Randall Kerrick; Jonathan Ferrell
A North Carolina grand jury on Monday has rectified what many considered an injustice by indicting an officer who shot and killed an unarmed former Florida A&M football player just one week after a different jury refused to indict, the New York Daily News reports.
Charlotte-Mecklenburg Police Officer Randall Kerrick, 27, now faces a voluntary manslaughter charge for the September 2013 shooting in which Kerrick is alleged to have fired 12 shots, 10 of which hit and killed Jonathan Ferrell, 24.
“With the strength of the evidence in this case, we’re not surprised,” Charles Monnett, an attorney for Ferrell’s family, told CNN. “We’re all pleased and happy that the process is beginning now and that there’s an end in sight. It is the first step toward justice.”
That night, Ferrell crashed his car and went to a nearby home in search of help around 2:35 a.m. A woman, who was home with her 1-year old child, initially thought that Ferrell was her husband opened the door when she realized that the man approaching wasn’t her mate she shut the door and called 9-1-1.

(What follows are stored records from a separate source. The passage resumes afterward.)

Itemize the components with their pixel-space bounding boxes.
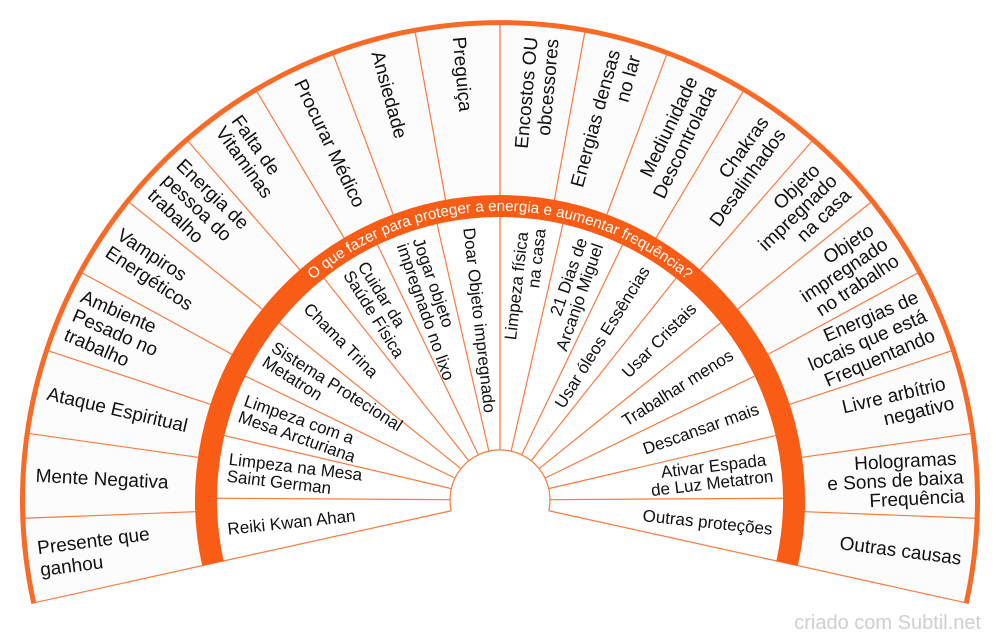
cause: Hologramas e Sons de baixa Frequência: Frequência	[869, 486, 965, 512]
cause: Falta de Vitaminas: Vitaminas	[211, 123, 277, 203]
cause: Ambiente Pesado no trabalho: trabalho	[61, 325, 132, 372]
action: Outras proteções: Outras proteções	[642, 506, 773, 539]
action: Usar Cristais: Usar Cristais	[618, 299, 700, 382]
cause: Hologramas e Sons de baixa Frequência: e Sons de baixa	[827, 467, 964, 495]
cause: Presente que ganhou: Presente que	[36, 524, 151, 559]
cause: Mediunidade Descontrolada: Mediunidade	[637, 73, 703, 181]
action: Chama Trina: Chama Trina	[300, 299, 382, 382]
action: Cuidar da Saúde Física: Cuidar da	[354, 258, 409, 331]
action: Limpeza na Mesa Saint German: Saint German	[226, 467, 332, 498]
action: Reiki Kwan Ahan: Reiki Kwan Ahan	[227, 506, 356, 539]
cause: Objeto impregnado no trabalho: no trabalho	[812, 251, 903, 321]
action: 21 Dias de Arcanjo Miguel: 21 Dias de	[547, 235, 591, 318]
cause: Objeto impregnado no trabalho: impregnado	[797, 234, 892, 307]
protections, left half	[226, 227, 499, 539]
action: Trabalhar menos: Trabalhar menos	[619, 346, 737, 430]
cause: Mediunidade Descontrolada: Descontrolada	[650, 82, 722, 202]
causes, left half	[35, 36, 475, 581]
action: Doar Objeto impregnado: Doar Objeto impregnado	[459, 227, 499, 414]
cause: Procurar Médico: Procurar Médico	[289, 76, 369, 211]
cause: Ataque Espiritual: Ataque Espiritual	[45, 384, 189, 437]
cause: Falta de Vitaminas: Falta de	[227, 112, 284, 179]
ring heading: O que fazer para proteger a energia e aumentar frequência?	[308, 201, 692, 278]
cause: Energias de locais que está Frequentando: Energias de	[820, 287, 922, 347]
action: Sistema Protecional Metatron: Sistema Protecional	[268, 338, 406, 435]
cause: Ambiente Pesado no trabalho: Pesado no	[69, 306, 161, 361]
cause: Vampiros Energéticos: Energéticos	[101, 242, 196, 315]
action: Jogar objeto impregnado no lixo: Jogar objeto	[409, 235, 458, 330]
cause: Energia de pessoa do trabalho: Energia de	[172, 155, 253, 234]
cause: Presente que ganhou: ganhou	[39, 552, 104, 581]
watermark: criado com Subtil.net	[794, 612, 981, 634]
cause: Objeto impregnado na casa: na casa	[793, 185, 856, 246]
cause: Mente Negativa: Mente Negativa	[35, 466, 169, 494]
cause: Energias densas no lar: no lar	[613, 53, 646, 105]
causes, right half	[512, 36, 965, 570]
action: Cuidar da Saúde Física: Saúde Física	[339, 267, 408, 362]
cause: Livre arbítrio negativo: negativo	[882, 393, 956, 430]
action: 21 Dias de Arcanjo Miguel: Arcanjo Miguel	[552, 241, 607, 353]
action: Limpeza com a Mesa Arcturiana: Mesa Arcturiana	[236, 407, 358, 467]
action: Usar óleos Essências: Usar óleos Essências	[551, 263, 654, 412]
action: Limpeza física na casa: Limpeza física	[501, 230, 532, 341]
central orange ring	[206, 206, 794, 563]
cause: Energias de locais que está Frequentando: locais que está	[805, 306, 930, 376]
cause: Encostos OU obcessores: obcessores	[534, 38, 564, 137]
action: Limpeza física na casa: na casa	[524, 227, 550, 289]
cause: Preguiça: Preguiça	[448, 36, 475, 113]
cause: Livre arbítrio negativo: Livre arbítrio	[840, 374, 948, 418]
cause: Ansiedade: Ansiedade	[366, 49, 410, 141]
action: Ativar Espada de Luz Metatron: Ativar Espada	[660, 450, 768, 482]
action: Sistema Protecional Metatron: Metatron	[259, 353, 326, 404]
cause: Encostos OU obcessores: Encostos OU	[512, 36, 543, 149]
cause: Outras causas: Outras causas	[838, 533, 963, 570]
action: Descansar mais: Descansar mais	[640, 400, 762, 458]
cause: Objeto impregnado na casa: impregnado	[755, 171, 842, 255]
action: Limpeza na Mesa Saint German: Limpeza na Mesa	[228, 450, 364, 485]
cause: Chakras Desalinhados: Chakras	[715, 113, 774, 183]
cause: Energias de locais que está Frequentando: Frequentando	[821, 325, 938, 392]
cause: Energia de pessoa do trabalho: trabalho	[143, 185, 207, 248]
cause: Energia de pessoa do trabalho: pessoa do	[158, 170, 235, 246]
cause: Objeto impregnado no trabalho: Objeto	[820, 220, 878, 269]
action: Limpeza com a Mesa Arcturiana: Limpeza com a	[241, 391, 357, 448]
action: Ativar Espada de Luz Metatron: de Luz Metatron	[650, 467, 774, 500]
cause: Ambiente Pesado no trabalho: Ambiente	[77, 287, 159, 338]
cause: Hologramas e Sons de baixa Frequência: Hologramas	[854, 449, 957, 475]
cause: Energias densas no lar: Energias densas	[567, 48, 625, 190]
cause: Objeto impregnado na casa: Objeto	[770, 160, 825, 214]
action: Jogar objeto impregnado no lixo: impregnado no lixo	[393, 241, 458, 383]
cause: Vampiros Energéticos: Vampiros	[113, 225, 190, 286]
cause: Chakras Desalinhados: Desalinhados	[706, 125, 791, 231]
protections, right half	[501, 225, 774, 539]
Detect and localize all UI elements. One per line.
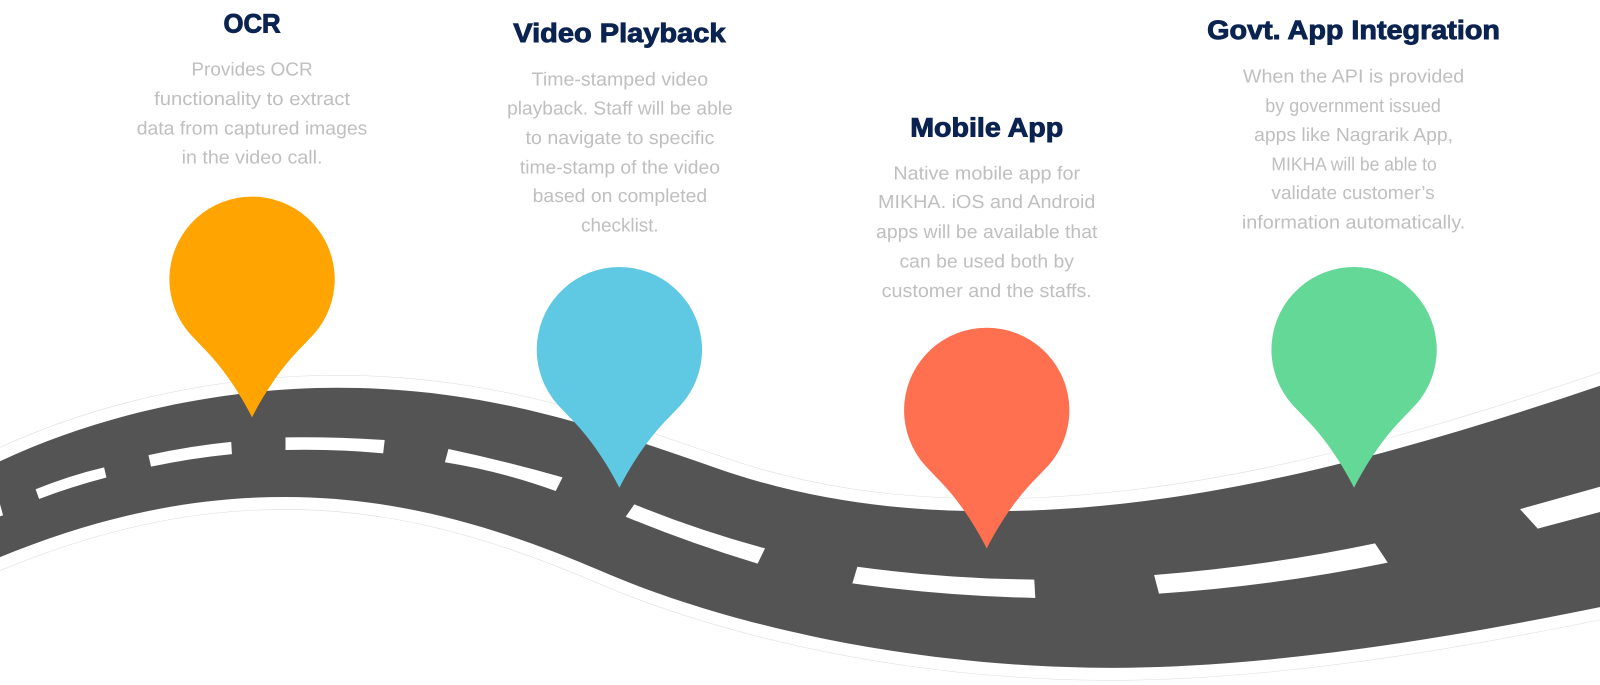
text block: OCR description: functionality to extract (154, 88, 350, 109)
text block: Video Playback description: checklist. (581, 214, 659, 236)
text block: Govt. App Integration description: MIKHA will be able to (1271, 153, 1437, 174)
text block: Mobile App description: customer and the staffs. (882, 280, 1092, 301)
text block: Video Playback description: playback. Staff will be able (507, 97, 733, 118)
heading: Mobile App: Mobile App (910, 112, 1063, 143)
text block: Video Playback description: based on completed (533, 185, 707, 206)
heading: Video Playback: Video Playback (513, 17, 726, 48)
text block: Mobile App description: can be used both by (899, 250, 1075, 271)
pin: Video Playback (blue) (537, 267, 702, 488)
text block: Govt. App Integration description: information automatically. (1242, 211, 1465, 233)
text block: Mobile App description: Native mobile app for (893, 162, 1080, 184)
text block: OCR description: in the video call. (182, 146, 322, 167)
heading: OCR: OCR (223, 8, 281, 39)
text block: OCR description (137, 58, 367, 167)
pin: Mobile App (coral) (904, 328, 1069, 548)
text block: Govt. App Integration description: validate customer’s (1271, 182, 1435, 203)
text block: Govt. App Integration description: When the API is provided (1243, 65, 1464, 87)
text block: Govt. App Integration description: apps like Nagrarik App, (1254, 123, 1453, 145)
text block: Video Playback description: time-stamp of the video (520, 156, 720, 178)
text block: Mobile App description (876, 162, 1097, 301)
pin: OCR (orange) (169, 197, 335, 417)
text block: Video Playback description: to navigate to specific (526, 127, 714, 148)
road (0, 365, 1600, 668)
text block: OCR description: data from captured images (137, 117, 367, 139)
text block: Govt. App Integration description (1242, 65, 1465, 233)
text block: Govt. App Integration description: by government issued (1265, 95, 1441, 116)
text block: OCR description: Provides OCR (191, 58, 313, 80)
lane dashes (0, 437, 1600, 598)
text block: Video Playback description: Time-stamped video (532, 68, 708, 90)
text block: Video Playback description (507, 68, 733, 236)
text block: Mobile App description: MIKHA. iOS and Android (878, 191, 1095, 212)
text block: Mobile App description: apps will be available that (876, 220, 1097, 242)
heading: Govt. App Integration: Govt. App Integration (1207, 14, 1500, 45)
pin: Govt. App Integration (green) (1271, 267, 1437, 488)
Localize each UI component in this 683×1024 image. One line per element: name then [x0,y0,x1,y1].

When three officers responded they found Ferrell wandering further down the street. While it is unclear what sparked the fatal confrontation, one officer fired his Taser and missed, the Daily News reports.
Kerrick claims that the unarmed Ferrell lunged at him and as such proceeded to unload his weapon, striking the former safety 10 times in the chest and arms.
The Charlotte-Mecklenburg Police Department declared the shooting excessive and arrested Kerrick within 24 hours of the killing, the Daily News reports.
Kerrick, who was released from jail on a $50,000 bond, joined the police force in 2011, has been on unpaid leave since the incident.
“The evidence revealed that Mr. Ferrell did advance on Officer Kerrick and the investigation showed that the subsequent shooting of Mr. Ferrell was excessive,” the department said in a statement the day of the shooting. “Our investigation has shown that Officer Kerrick did not have a lawful right to discharge his weapon during this encounter.”
Earlier this month, Ferrell’s family filed a civil lawsuit against the officer, the city, the department’s police chief and Mecklenburg County, the Daily News reports.
“Today’s not a happy occasion,” Monnett told WBTV after the indictment was handed down Monday afternoon. “It’s not a happy occasion for anyone, certainly not for us or Officer Kerrick’s family, but we do have a tremendous sense of relief and gratitude that hopefully justice will be done.”